O desenvolvimento da cidade deve ser planejado de tal forma que a distribuição espacial da população e das atividades econômicas do Município corrija as distorções do crescimento urbano e facilitem a mobilidade das pessoas. Toda população deve ter acesso a equipamentos urbanos e comunitários, transporte e serviços púbicos adequados aos seus interesses e necessidades.
Um exemplo de cidade sustentável é Portland, nos Estados Unidos, que tem inspirado outros centros americanos a incluir espaços verdes em seu planejamento urbano. E para conservar áreas vegetadas em sua volta, foi estabelecido um limite para o avanço da urbanização da cidade, que conta com milhares de hectares de áreas verdes e mais de 300 quilometros de ciclovias. Cerca de 40% de sua população utiliza ou a bicicleta ou o transporte coletivo para ir ao trabalho, e metade da energia utilizada pela cidade é obtida a partir de fontes limpas, como a energia solar e o aproveitamento de resíduos para a produção de biocombustível.

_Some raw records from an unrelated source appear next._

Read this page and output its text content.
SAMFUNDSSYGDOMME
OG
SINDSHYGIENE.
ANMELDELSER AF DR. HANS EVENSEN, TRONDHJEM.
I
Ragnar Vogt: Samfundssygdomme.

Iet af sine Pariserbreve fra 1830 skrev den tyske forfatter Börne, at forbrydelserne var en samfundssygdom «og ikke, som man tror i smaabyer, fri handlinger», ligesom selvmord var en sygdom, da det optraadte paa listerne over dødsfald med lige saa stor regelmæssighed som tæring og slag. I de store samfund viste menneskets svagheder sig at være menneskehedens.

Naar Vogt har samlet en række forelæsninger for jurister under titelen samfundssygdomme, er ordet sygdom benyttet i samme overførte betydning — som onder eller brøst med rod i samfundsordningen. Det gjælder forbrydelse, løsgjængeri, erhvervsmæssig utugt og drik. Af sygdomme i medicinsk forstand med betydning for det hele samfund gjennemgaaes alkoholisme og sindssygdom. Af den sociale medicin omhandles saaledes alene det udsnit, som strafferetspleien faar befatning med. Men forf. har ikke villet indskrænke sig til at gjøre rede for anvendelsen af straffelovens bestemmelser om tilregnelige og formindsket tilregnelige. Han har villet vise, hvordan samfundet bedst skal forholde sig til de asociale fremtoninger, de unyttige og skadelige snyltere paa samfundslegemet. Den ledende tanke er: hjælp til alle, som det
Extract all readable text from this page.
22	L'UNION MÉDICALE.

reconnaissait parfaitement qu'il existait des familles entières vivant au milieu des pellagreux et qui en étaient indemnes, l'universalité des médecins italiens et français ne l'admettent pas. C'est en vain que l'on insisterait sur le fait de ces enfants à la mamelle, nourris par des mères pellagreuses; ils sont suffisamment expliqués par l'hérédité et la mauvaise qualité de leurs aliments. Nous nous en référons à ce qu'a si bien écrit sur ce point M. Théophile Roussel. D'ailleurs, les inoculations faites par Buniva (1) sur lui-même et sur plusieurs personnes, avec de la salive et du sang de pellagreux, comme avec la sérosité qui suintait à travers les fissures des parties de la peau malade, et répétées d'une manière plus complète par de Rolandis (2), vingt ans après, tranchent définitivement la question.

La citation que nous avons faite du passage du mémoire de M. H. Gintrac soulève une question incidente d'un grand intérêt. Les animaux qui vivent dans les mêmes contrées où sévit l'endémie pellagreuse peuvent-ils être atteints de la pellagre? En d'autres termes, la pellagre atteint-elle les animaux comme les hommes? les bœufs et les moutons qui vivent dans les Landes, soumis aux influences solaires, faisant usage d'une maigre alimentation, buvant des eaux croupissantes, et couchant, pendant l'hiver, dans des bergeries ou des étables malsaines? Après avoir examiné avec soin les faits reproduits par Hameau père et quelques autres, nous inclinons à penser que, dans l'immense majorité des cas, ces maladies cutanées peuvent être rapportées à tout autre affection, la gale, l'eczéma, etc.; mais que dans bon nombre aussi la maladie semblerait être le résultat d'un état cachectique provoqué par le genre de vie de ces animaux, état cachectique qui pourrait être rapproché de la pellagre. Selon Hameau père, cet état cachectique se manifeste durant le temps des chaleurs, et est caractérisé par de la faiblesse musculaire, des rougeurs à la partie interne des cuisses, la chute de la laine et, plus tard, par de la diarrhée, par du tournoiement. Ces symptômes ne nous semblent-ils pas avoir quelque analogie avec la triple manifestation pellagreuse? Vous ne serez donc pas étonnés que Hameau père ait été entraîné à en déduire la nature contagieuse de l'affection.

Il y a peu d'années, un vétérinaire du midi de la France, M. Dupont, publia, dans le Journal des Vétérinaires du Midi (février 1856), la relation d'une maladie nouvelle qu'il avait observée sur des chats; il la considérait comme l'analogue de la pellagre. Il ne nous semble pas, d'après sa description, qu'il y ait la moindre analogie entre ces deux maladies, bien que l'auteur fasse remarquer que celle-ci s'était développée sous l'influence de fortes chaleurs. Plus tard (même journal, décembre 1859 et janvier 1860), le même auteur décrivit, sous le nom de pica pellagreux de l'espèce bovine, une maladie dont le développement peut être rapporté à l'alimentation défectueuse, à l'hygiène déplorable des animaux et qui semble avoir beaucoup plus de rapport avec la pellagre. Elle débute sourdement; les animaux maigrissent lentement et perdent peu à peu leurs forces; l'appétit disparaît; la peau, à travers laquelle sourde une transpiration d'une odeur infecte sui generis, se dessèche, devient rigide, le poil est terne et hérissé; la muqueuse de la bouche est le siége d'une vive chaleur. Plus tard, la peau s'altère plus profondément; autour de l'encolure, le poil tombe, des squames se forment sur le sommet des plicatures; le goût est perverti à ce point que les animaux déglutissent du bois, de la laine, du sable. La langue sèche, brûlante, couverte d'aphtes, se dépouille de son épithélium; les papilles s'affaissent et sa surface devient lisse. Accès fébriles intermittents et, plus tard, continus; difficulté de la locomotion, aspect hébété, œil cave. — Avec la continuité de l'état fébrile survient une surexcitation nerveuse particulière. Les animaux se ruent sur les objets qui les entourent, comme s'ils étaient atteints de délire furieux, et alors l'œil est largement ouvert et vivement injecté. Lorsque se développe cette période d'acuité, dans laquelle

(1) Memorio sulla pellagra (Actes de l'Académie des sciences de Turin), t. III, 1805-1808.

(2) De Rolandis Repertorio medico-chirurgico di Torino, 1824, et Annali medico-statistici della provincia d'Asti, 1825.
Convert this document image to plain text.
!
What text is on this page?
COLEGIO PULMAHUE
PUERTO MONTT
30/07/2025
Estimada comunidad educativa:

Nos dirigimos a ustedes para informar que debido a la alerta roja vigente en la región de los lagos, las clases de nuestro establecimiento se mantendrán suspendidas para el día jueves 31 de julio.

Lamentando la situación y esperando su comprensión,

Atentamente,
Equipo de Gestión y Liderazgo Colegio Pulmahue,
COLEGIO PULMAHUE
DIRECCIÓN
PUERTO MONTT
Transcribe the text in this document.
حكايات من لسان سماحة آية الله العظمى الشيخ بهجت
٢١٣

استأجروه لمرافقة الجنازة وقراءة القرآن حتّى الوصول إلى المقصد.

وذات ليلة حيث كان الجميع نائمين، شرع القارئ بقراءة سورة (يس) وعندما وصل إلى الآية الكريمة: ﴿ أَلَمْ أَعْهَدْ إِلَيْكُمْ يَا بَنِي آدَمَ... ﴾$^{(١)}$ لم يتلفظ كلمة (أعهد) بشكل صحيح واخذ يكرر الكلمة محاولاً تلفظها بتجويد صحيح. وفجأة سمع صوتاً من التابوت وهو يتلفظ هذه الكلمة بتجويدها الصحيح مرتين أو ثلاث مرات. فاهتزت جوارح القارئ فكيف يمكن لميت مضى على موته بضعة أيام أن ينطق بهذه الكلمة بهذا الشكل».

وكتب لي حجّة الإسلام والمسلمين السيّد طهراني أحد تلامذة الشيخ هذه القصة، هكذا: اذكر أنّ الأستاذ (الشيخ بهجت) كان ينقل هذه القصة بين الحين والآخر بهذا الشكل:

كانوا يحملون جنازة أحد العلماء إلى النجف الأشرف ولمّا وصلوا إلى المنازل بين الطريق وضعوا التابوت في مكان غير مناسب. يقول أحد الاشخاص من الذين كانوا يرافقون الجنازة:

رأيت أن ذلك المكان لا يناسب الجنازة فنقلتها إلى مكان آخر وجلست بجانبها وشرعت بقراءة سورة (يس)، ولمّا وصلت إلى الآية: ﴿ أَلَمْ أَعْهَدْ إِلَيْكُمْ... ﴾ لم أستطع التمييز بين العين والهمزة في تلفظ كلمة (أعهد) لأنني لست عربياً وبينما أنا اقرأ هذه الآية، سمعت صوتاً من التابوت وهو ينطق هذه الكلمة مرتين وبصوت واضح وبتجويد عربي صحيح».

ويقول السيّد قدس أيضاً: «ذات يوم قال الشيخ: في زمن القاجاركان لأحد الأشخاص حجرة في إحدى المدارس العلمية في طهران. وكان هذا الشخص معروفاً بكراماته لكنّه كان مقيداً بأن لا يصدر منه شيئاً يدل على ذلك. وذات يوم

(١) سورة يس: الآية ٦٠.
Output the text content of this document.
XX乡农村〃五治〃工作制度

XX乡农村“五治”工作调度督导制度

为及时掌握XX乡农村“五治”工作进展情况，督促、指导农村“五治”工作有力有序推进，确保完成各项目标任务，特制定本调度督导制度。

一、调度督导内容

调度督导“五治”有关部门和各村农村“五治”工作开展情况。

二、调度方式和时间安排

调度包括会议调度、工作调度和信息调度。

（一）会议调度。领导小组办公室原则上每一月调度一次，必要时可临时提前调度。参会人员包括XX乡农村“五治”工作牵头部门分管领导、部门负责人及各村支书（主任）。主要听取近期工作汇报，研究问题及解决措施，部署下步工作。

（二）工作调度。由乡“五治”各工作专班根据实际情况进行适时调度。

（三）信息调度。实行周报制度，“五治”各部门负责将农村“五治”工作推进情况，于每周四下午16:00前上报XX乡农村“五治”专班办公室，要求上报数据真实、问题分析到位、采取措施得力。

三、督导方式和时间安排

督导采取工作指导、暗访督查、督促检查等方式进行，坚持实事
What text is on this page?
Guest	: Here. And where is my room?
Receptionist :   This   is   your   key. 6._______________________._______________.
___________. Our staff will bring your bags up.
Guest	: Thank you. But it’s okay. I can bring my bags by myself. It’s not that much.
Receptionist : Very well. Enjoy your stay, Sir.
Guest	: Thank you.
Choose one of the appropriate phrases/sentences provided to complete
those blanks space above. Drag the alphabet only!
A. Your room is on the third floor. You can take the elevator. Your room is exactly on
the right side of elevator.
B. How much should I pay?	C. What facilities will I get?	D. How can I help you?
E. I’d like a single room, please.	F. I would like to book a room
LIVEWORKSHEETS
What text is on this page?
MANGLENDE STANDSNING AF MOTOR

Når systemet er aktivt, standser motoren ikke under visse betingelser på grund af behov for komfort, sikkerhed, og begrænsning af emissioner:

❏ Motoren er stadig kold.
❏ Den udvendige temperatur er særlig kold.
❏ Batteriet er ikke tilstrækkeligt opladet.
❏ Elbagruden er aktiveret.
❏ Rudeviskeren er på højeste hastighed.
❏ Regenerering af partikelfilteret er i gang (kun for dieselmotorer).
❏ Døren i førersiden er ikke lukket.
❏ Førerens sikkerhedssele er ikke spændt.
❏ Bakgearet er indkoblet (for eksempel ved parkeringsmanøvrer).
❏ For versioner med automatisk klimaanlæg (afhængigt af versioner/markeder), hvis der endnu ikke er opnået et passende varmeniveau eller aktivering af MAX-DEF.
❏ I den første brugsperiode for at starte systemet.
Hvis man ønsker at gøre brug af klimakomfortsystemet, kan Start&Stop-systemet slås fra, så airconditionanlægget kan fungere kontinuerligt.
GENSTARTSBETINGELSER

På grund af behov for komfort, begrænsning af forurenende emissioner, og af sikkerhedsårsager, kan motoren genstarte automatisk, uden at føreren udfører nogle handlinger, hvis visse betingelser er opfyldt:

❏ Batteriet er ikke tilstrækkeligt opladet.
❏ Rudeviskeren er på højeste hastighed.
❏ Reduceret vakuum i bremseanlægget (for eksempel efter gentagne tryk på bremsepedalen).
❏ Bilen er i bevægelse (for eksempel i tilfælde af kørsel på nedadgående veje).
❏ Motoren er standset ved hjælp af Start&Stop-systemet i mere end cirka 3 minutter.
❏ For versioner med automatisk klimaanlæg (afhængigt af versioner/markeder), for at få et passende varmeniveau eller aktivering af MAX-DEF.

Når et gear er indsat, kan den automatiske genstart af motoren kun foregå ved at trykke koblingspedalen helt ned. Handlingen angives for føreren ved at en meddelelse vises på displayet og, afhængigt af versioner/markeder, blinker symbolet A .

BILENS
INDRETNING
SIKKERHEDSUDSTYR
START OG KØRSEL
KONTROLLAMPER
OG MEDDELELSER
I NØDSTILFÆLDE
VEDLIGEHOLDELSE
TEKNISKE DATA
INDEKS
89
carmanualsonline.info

No Brasil, o exemplo de cidade sustentável é Curitiba, onde 70% da população faz uso de seu eficiente sistema de transporte público, perdendo apenas para Copenhague e Vancouver no índice de menor emissão de dióxido de carbono (CO2) per capita.
Transformar nossas cidades em sustentáveis não é tarefa fácil, mas temos razões de sobra para tornar isso possível. Não se trata de imaginar um lugar inexistente e impossível, onde tudo seja perfeito, mas sim procurar fazer o máximo e o melhor em cada lugar, especialmente na cidade em que vivemos.